原本端跪着的崔娴呈跪坐的跌在地上:“丞相大人,我只是……”
“你当初来京城若是不做这些事情,崔家的那点小恩怨,不论是本相还是郡主都可以轻易解决,可你偏偏自掘坟墓,犯下大错。”宋时秋不是不近人情之人,但是崔娴做的事情触碰到了他的底线。
他尽心尽力守了那么多年大夏,最恨的就是这样的人。
这世上若是没有乱臣贼子,他宋氏一族就不会锒铛入狱,满门抄斩。
“更不必说,你到现在都不曾说实话。”宋时秋已经网开一面,给了崔娴机会,“你心思深沉,却不够缜密,你自己说的话都不能自圆其说。”
他不再多言,让人把崔娴送去大理寺,顺便让人去将崔娴的事情始末告诉方玉珠,不然到时候对方必定会闹到他府上来。
宋时秋想了想,又叫了一个小厮:“到虞姑娘院子跑一趟。”等小厮离开,他才重新回了书案前坐下,“府上人多了就是麻烦。”
虞卓然听到宋时秋让人将崔娴送去大理寺的时候有些不敢相信:“崔家姐姐真的做了这种事?”

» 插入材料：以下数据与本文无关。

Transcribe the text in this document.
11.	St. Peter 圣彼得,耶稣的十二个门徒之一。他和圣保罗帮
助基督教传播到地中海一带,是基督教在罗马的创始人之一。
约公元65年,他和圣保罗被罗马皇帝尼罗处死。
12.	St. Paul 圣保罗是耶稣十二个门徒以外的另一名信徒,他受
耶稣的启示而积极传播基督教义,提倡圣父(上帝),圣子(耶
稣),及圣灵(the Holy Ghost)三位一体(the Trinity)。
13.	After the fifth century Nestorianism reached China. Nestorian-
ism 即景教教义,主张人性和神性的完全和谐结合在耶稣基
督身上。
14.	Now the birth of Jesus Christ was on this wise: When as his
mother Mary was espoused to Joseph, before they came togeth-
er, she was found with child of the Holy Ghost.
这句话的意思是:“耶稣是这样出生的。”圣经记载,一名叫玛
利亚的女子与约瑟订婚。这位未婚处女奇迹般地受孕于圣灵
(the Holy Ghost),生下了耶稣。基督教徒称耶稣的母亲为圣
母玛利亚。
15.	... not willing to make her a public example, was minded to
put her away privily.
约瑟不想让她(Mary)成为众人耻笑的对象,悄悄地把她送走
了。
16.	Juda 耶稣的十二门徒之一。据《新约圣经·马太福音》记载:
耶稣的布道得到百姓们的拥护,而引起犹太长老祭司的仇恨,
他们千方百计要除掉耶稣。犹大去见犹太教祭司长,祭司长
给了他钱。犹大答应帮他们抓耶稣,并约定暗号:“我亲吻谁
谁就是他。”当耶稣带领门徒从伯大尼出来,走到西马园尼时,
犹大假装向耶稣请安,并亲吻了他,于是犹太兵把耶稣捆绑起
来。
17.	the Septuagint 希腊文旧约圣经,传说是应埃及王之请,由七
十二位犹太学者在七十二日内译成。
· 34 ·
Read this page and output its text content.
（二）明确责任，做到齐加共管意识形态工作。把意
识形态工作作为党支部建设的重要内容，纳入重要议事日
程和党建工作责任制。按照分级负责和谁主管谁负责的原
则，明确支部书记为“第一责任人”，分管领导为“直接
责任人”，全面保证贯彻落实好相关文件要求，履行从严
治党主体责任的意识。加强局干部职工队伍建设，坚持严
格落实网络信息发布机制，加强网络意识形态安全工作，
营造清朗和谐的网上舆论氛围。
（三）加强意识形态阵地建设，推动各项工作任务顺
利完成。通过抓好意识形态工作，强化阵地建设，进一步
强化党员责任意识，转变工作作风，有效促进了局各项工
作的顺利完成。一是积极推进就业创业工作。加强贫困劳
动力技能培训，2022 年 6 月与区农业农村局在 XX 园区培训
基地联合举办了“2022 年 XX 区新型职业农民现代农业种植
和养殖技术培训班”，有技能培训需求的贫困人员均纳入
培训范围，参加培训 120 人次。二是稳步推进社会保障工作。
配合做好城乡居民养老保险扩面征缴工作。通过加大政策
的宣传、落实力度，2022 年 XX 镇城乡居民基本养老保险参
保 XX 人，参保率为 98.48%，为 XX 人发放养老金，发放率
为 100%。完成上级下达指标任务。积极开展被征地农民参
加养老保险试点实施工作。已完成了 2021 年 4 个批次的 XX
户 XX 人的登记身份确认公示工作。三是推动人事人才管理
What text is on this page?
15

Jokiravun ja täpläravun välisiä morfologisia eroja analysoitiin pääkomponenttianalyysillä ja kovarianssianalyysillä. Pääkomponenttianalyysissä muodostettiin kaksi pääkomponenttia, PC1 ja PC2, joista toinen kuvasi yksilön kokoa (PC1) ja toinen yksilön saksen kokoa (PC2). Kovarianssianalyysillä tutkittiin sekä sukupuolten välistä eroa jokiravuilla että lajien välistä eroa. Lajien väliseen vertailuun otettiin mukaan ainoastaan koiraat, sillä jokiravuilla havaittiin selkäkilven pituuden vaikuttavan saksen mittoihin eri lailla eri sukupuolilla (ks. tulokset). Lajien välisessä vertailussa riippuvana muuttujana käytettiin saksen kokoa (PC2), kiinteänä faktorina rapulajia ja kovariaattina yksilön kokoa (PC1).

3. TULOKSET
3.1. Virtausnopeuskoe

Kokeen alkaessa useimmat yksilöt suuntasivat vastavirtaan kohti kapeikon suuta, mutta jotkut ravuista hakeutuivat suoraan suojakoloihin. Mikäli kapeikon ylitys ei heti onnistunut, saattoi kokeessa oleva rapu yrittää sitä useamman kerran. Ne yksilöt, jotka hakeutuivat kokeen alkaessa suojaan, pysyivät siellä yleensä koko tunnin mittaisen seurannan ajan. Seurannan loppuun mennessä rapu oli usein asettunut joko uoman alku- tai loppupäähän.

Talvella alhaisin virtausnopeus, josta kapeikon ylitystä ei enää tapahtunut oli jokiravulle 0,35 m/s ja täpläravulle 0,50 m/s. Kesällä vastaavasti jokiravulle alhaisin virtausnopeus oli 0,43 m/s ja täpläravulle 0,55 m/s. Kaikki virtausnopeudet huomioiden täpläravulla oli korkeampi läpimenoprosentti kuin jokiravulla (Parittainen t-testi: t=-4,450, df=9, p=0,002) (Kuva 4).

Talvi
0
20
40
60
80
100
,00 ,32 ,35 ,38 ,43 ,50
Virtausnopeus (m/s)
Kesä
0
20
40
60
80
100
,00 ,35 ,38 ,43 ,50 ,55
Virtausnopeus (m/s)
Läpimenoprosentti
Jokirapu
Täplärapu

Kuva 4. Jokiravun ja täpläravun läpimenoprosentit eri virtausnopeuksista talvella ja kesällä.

“这是方才大人亲自审的,错不了,如今人已经送去大理寺了,大人的意思是,让姑娘这段时日对这事小心些,如今正紧着风口,姑娘莫被人算计了去。”小厮方才也听了点,虽然不能说是正式的审问,但也是审了,若不然人绝对不可能让送到大理寺。
虞卓然心有余悸的点头,思索着自己这段时日到底有没有说了什么不该说的:“你让大人放心,卓然不会给大人和夫人添麻烦的。”
她只是实在想不通,崔娴那么一个姑娘怎么做这种傻事。
“那姑娘好生歇着,小人先回去了。哦,对了,大人还说,姑娘若是怕冷,用的炭火多些也没事,若是炭不够了,只管差人去取,莫染了风寒。”小厮说完就离开了院子,回去复命。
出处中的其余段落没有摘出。